On the show's outsider-ish view of America, given their Canadian roots, the European cast, and the creator's Irish background:
Rogen: It is, like, kind of a fantasized view of Americans. It is almost a version of America that is entirely gleaned from pop culture. It's the version of America that you get from watching TV, and movies, and beer commercials, and seeing cigarette ads, and watching Westerns.
I don't know how real it is, honestly, because I've spent very small amounts of time in churches in small towns in Texas. But I know, cinematically, it rings true from what I've grown to understand as the cinematic reality of what that is. I think that's how it was written and conceived of, and that's how me and Evan approach American culture in a lot of ways also. We grew up in a big city in Canada.
Goldberg: I see a football game at a high school and there's like hundreds of people there watching. It blows my mind.
Rogen: It blows my mind! But I understand that's a thing. So I could write that into a movie. So that is kind of how it is. I think that is why it does have this kind of comic book feel to it, because it isn't 100% a real reality.
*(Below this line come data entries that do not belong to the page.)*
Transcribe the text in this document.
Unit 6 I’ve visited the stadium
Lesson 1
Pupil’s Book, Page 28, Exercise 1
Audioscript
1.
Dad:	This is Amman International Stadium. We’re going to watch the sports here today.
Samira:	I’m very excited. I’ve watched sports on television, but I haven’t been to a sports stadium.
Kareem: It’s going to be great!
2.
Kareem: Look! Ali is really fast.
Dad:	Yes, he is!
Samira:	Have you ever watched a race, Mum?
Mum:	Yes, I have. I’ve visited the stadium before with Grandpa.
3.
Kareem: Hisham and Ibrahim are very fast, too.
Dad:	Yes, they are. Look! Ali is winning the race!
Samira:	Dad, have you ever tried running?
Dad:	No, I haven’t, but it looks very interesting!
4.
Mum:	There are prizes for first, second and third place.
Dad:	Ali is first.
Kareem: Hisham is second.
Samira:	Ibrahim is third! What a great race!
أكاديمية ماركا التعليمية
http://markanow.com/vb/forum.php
It's kind of a manufactured reality, and hopefully the characters are real, and the emotions are real, and all that's real – the dynamic – but the world itself is not meant to feel like entirely authentic. It's meant to feel a little bit off, but also real. There is pop culture references to celebrities that are of our world, but there's also brands and things like that that are not of our world ... That's what our perspective of America is: a little off.
On taking creative ownership of the "Preacher" mythos, even though they didn't create the original material:
Goldberg: We don't even let people say Garth's name anymore [Laughs].
Rogen: I cancelled his flight last night. I think to some degree, we've started -- in this season, especially a little bit more -- to take ownership over the show. What's weird, as you said, and through that, it is kind of taking the shape of the comic book a little bit more. And Garth is very involved, and reads everything, and sees everything. That puts us at ease in a large way, because we know that he condones it, and likes it.
He's encouraged us to kind of go crazy and take big swings. He's expressed that he really likes the parts of the show where we do that. Yeah, I think stylistically especially, me and Evan have become to feel like we, as far as the show goes, are trying to help usher it in the right directions. Sam [Catlin] really runs the writing of the show, and we share opinions, and we talk to him a lot, especially at the beginning, just, again, to kind of talk about the big ideas. But as far as the dialogue, and the specific scenes, he's very much the custodian of that.
Comic-Con last year was the first time we spent a couple days with Garth, basically. It was great. He really seemed to like the show, and I think was, as Garth was, in shock that it was happening, and seemed very happy it was happening. And it's very sad. I feel lucky that we got to spend a little bit of time with him.